4. **Oracle Database 19c (Enterprise):**
   - **Medium Severity:** There was a notable 200% increase in medium severity vulnerabilities in Q3 2019 and a 350% increase in Q3 2022. However, there was a significant drop of 100% in Q4 2022.

#### Significant Spikes and Drops

- **Adobe Acrobat Reader:** The asset experienced multiple spikes in high severity vulnerabilities, particularly in Q1 2022 (466.7%) and Q1 2023 (550%).
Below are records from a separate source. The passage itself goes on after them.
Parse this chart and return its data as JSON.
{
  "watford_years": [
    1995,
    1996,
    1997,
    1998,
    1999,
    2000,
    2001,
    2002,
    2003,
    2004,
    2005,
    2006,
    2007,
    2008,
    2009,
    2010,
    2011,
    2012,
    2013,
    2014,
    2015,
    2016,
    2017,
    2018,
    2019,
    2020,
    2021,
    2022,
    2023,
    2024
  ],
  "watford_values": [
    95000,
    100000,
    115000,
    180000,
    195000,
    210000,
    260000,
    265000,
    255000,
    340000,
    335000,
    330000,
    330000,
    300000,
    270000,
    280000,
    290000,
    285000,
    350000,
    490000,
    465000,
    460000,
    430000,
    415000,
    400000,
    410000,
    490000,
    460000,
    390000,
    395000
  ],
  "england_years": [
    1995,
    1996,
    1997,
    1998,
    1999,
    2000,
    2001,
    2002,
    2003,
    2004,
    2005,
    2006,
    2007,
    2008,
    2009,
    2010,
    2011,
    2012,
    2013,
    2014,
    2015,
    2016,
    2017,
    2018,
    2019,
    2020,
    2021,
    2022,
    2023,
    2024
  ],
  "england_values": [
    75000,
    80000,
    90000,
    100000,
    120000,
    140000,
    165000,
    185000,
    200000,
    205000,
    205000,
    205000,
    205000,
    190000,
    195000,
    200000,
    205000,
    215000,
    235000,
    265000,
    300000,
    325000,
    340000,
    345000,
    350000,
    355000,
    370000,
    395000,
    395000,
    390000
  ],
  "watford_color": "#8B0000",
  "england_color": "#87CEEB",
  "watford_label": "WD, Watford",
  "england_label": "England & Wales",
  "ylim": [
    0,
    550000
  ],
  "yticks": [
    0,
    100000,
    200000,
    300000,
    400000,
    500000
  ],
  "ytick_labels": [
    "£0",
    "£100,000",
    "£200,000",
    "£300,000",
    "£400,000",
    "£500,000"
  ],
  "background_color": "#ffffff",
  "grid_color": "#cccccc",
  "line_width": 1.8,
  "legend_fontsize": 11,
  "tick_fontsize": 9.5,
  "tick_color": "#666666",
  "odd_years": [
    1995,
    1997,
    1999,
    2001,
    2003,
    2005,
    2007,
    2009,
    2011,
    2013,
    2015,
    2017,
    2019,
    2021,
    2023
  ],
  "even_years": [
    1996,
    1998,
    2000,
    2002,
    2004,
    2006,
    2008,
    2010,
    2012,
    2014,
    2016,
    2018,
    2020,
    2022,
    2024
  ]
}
Medium severity vulnerabilities also saw a significant increase in Q3 2023 (1800%).
- **Oracle Database Server 19c:** A notable spike in medium severity vulnerabilities occurred in Q4 2019 (600%), followed by a drop in Q1 2020 (-57.1%).
- **Microsoft Exchange Server 2019:** Critical vulnerabilities reappeared in Q3 2023, indicating a potential resurgence of risk.

#### Assets and Severities Requiring Immediate Attention

1. **Adobe Acrobat Reader:** Given the frequent and significant spikes in both high and medium severity vulnerabilities, this asset requires immediate attention to mitigate potential risks.

2. **Oracle Database Server 19c:** The fluctuations in medium severity vulnerabilities, along with sporadic high severity issues, suggest a need for ongoing monitoring and patching.

3. **Microsoft Exchange Server 2019:** The recurrence of critical vulnerabilities in recent quarters highlights the need for focused security measures and monitoring.

Overall, the data suggests that Adobe Acrobat Reader and Oracle Database Server 19c are the assets with the most volatile vulnerability trends, necessitating proactive risk management strategies.